Cette année, notre pays a battu un bien triste record: celui du nombre de déclarations d’euthanasie anticipée. Comment expliquer cette évolution ?
Depuis le 1er septembre 2008, tout citoyen peut effectivement se rendre à la commune ou à l’Association du droit pour mourir dans la dignité pour y faire enregistrer une déclaration anticipée en matière d’euthanasie, au cas où ils se trouveraient un jour dans un état d’inconscience irréversible et ne serait plus en l’état de la demander. Cette demande doit être renouvelée tous les cinq ans.

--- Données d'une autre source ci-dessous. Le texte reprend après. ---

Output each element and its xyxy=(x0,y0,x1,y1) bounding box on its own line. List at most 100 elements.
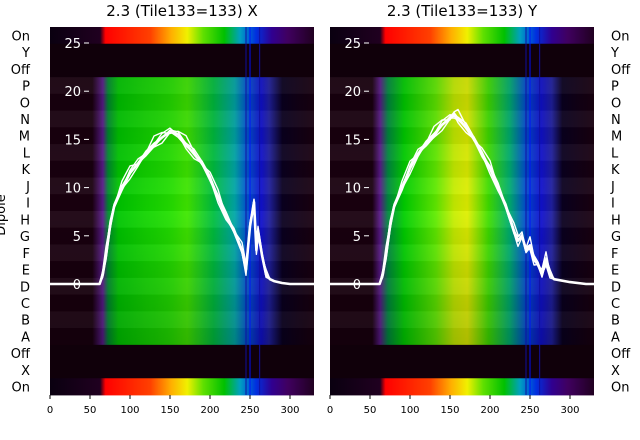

Entre le 1er janvier 2013 et la mi-octobre, 15.279 déclarations anticipées de volonté d’euthanasie ont été enregistrées. Ce nombre dépasse déjà le record de l’année 2012, qui était d’un peu plus de 12.000. Une augmentation que l'on pourrait attribuer au renouvellement de cette déclaration. Mais si les premières déclarations enregistrées datent effectivement de 2008, elles ne peuvent être reconduites que depuis septembre de cette année. Or, on ne compte à ce jour que 796 demandes de renouvellement. Elles ne constituent donc qu'une part infime des déclarations de 2013.
Une meilleure information
En réalité, cette hausse des demandes faites à l'avance doit plutôt être attribuée à une évolution des mentalités. D'après Myriam Leleu, sociologue à la haute école de Louvain en Hainaut, interrogée dans "Le Soir", "les gens sont de plus en plus informés de cette possibilité et osent plus faire la demande qu'il y a cinq ans". L'Association du droit pour mourir dans la dignité, il existe deux types de "déclareurs anticipés". D'un côté, des personnes qui apprennent qu'elles souffrent d'une maladie grave. De l'autre, des gens, parfois très jeunes, en parfaite santé, issu d'un milieu bourgeois intellectuel qui, ayant vécu la longue agonie d'un proche, veulent épargner ce sort à leur entourage.
Une banalisation de l'euthanasie
L'Eglise catholique regrette évidemment cette évolution. Interrogé par "Le Soir", le père Tommy Scholtes, responsable de presse et de communication de la Conférence épiscopale de Belgique, rappelle en effet qu'en agissant de la sorte, "on en arrive à contraindre d'autres à pratiquer l'euthanasie dans certaines conditions". "C'est pour cela", poursuit-il, "que nous estimons que l'euthanasie menace le lien social." Le jésuite dénonce donc "une banalisation qui s'assimile à une assistance au suicide".
On ne peut maîtriser sa vie jusqu'au bout
De son côté, le professeur Michel Dupuis (UCL), vice-président du Comité consultatif de bioéthique de Belgique, voit dans cette augmentation du nombre de déclarations anticipées, une certaine "conscientisation intellectuelle des limites des interventions thérapeutiques" et un désir de finir sa vie dans la dignité. Il nuance toutefois son point de vue en rappelant que, si l'avenir, ça se construit, ça se reçoit aussi, avec des bonnes et moins bonnes surprises. Le philosophe rappelle donc à quel point il serait illusoire de penser qu'on peut totalement maîtriser sa vie jusqu'au bout.
De toute façon, ils sont assez nombreux à changer d'avis à l'approche de la mort et à demander qu'on fasse tout ce qui est possible pour les sauver. Pour preuve, seuls 2% des euthanasies réellement pratiquées se font dans le cadre d'une déclaration anticipée.